Los atentados suicidas en Afganistán se han incrementado de manera tan dramática en los últimos años que ahora los atacantes, a quienes les prometen el paraíso tras inmolarse, tienen un cementerio propio en Kabul. Su objetivo son los soldados extranjeros, las fuerzas de seguridad, miembros del gobierno u otras personas. Se acercan a sus víctimas en coches convertidos en bombas rodantes o lo hacen a pie, portando los explosivos en sus cinturones.
Si están cerca, se hacen estallar en el aire para que mucha gente los acompañe en la muerte. Durante la guerra contra los odiados ocupantes soviéticos en los años 80 no hubo un solo atentado suicida en Afganistán. Tampoco en 2002, el primer año después de la caída del régimen talibán. Los atentados suicidas comenzaron en 2003, y desde entonces su número ha ido aumentando a pasos agigantados. Hasta fines de noviembre de 2011, las Naciones Unidas registraron un promedio de 12 ataques suicidas por mes.
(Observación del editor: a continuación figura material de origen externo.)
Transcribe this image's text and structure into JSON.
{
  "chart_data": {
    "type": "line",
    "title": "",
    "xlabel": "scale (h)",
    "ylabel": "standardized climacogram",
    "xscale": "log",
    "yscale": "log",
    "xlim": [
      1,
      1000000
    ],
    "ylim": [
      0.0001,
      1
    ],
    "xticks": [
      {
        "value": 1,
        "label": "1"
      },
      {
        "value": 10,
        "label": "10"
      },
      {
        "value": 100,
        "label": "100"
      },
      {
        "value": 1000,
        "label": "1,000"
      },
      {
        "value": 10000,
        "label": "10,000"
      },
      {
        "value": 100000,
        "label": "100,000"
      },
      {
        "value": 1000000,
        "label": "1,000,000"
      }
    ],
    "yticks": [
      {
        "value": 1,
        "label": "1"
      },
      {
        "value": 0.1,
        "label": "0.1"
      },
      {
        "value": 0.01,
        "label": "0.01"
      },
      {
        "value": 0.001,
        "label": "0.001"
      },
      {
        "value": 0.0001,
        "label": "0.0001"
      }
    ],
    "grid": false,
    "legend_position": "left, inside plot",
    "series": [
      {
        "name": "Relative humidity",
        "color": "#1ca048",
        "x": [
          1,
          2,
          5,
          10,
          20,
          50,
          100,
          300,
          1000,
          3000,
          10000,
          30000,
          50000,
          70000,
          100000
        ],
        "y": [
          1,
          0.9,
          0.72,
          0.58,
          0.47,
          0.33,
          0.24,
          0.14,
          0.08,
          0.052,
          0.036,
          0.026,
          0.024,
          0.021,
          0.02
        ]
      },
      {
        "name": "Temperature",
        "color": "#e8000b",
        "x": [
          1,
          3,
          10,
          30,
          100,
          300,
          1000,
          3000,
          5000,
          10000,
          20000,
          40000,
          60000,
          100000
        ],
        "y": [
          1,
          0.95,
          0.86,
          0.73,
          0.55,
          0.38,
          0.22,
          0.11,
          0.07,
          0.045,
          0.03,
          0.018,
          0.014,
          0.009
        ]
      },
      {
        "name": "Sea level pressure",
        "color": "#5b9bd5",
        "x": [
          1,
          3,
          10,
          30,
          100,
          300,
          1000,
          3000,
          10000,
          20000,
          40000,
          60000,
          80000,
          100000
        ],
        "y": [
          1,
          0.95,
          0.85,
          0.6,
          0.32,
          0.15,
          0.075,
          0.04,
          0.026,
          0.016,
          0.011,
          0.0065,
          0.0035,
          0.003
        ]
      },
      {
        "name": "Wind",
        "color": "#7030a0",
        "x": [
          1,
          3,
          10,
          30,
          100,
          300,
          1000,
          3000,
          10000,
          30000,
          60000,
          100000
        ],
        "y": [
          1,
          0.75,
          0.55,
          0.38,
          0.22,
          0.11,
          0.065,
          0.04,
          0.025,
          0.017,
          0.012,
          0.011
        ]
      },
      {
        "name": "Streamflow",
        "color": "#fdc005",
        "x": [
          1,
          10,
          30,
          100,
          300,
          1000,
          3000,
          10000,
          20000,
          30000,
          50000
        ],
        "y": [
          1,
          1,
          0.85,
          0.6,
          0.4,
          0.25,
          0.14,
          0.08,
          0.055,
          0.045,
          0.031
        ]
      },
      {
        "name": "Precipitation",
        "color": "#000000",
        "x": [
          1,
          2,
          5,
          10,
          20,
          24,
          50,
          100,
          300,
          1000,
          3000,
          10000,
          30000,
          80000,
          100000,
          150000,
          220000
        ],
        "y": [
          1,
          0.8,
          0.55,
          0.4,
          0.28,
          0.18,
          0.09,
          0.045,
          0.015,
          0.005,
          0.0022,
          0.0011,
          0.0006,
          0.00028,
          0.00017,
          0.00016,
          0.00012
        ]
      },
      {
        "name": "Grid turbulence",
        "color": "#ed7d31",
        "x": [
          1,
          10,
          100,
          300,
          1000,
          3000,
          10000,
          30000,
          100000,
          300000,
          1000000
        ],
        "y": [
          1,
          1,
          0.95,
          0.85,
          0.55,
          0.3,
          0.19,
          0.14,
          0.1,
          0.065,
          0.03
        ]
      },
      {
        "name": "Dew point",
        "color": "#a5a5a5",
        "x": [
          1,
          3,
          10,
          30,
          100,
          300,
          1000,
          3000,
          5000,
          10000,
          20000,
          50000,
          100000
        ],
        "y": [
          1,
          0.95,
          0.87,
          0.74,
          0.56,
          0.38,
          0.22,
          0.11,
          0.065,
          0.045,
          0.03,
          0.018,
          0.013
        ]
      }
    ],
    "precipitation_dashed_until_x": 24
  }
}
Los encargados de estos ataques son radicales insurgentes islámicos como los talibanes. Muchos atacantes suicidas esperan a través de su “martirio” en la “guerra santa” contra los infieles ir directamente al paraíso. Sin embargo, el cementerio en las afueras de Kabul donde están enterrados los cuerpos mutilados de estos “mártires” no se asemeja a un edén.
En el cementerio en Kala-e-Haschmat Khan también se entierra a los vecinos del barrio. Algunos tienen magníficas tumbas mientras otros yacen alineados uno al lado del otro, sin placa con nombre o fechas de nacimiento y muerte. También yacen residentes de la capital cuyos familiares no pudieron pagar el entierro. Y los atacantes suicidas.
En una pared junto al cementerio está pintado el número de teléfono móvil del “sepulturero”. Hadiullah viene rápidamente cuando lo llaman. Todos los atacantes suicidas que se inmolaron en la provincia de Kabul son llevados al cementerio, dice el joven de 18 años. Pero no sabe en cuántas fosas comunes se encuentran enterrados, pero debe haber decenas, dice. “Este lugar es ahora de los terroristas suicidas”, señala Hadiullah.
Al fin y al cabo, sus restos deben ser enterrados en algún lugar, “sino se los comen los perros”. Los familiares nunca visitan las tumbas. Les temen a las fuerzas de seguridad. En una colina sobre el cementerio hay un puesto de control policial. Los muertos son llevados primero a la morgue de la capital y luego son trasladados al cementerio en ambulancia. Los restos mutilados llegan en general en bolsas de plástico. Algunas partes del cuerpo están quemadas, otras manchados de sangre.
En la ambulancia también va un enterrador municipal. No es el trabajo de Hadiullah y él está agradecido por eso. “Odio a los terroristas suicidas. No quiero cavar tumbas para ellos”, dice el sepulturero, que admitió que reza versos del Corán frente a tumbas de drogadictos anónimos, pero no de atacantes que “llevan tristeza a la familia y a amigos”. Un vecino del cementerio dice que no tiene nada en contra de que se entierre ahí a los rebeldes islámicos. No es amigo de los ataques suicidas, pero tampoco de las fuerzas internacionales que están desplegadas en su país.
“Son musulmanes y deben ser enterrados respetuosamente “, afirma el hombre, aunque Hadiullah no está de acuerdo. “La madre de los atacantes suicidas era musulmana, el padre era musulmán y él mismo nació como musulmán. Pero si me hago estallar en el aire para matar a otros, no soy un musulmán””, sentencia Hadiullah.